Particular attention should be paid to the following features of Microsoft Excel: graphical tools; a special set of built-in functions that facilitate control and analysis procedures; statistical correlation functions, i.e. determining the relationship between two sets; determining the maximum value from the list; determination of the most frequently occurring value; predicting data based on known values ​​in the past; finding the arithmetic mean, etc. As well as functions for working with date and time.

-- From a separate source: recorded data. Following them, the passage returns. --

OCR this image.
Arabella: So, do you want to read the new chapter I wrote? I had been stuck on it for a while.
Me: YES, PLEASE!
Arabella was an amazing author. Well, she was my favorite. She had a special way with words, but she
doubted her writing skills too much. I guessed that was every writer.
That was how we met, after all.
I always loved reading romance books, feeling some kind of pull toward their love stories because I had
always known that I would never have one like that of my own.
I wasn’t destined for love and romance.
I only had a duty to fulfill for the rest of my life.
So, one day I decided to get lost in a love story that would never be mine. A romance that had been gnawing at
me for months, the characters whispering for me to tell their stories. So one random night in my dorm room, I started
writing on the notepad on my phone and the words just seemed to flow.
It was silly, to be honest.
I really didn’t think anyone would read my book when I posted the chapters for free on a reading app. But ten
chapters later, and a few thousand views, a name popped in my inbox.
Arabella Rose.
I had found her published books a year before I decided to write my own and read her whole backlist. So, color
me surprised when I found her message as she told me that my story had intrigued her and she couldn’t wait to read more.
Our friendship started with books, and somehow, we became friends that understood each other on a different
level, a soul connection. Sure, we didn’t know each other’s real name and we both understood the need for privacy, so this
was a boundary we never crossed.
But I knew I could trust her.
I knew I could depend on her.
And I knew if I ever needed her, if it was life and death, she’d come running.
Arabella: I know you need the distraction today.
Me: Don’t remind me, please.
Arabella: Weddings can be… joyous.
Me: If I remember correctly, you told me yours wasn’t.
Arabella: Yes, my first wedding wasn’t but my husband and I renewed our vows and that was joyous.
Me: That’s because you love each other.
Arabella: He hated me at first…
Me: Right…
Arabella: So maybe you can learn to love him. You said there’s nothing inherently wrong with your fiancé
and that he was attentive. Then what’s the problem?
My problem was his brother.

CURRICULUM OF SPECIALTY "1-40 01 73 INFORMATION SYSTEMS SOFTWARE"

Technical means of information systems

Arithmetic and logical foundations of information processing, including forms of information presentation, features and limitations associated with bit depth. Physical principles of computer operation, the architecture of modern processors using the example of Intel-compatible models, including caching, pipelining, multi-cores and the principles of parallel computing. Peripheral devices, principles of collecting, storing and converting information in information systems.

Basics of algorithmization and programming in high-level languages

Theoretical foundations of algorithmization and programming: fundamentals of the theory of algorithms and programming technology. General characteristics of a high-level programming language, program structure, data types, operations and expressions, data input and output, computational process control operators, subroutines. Additional features of the high-level language being studied (dynamic memory allocation, pointers, etc.). Programming and debugging of a class of branching and cyclic algorithms. The course is based on C++ Visual Studio.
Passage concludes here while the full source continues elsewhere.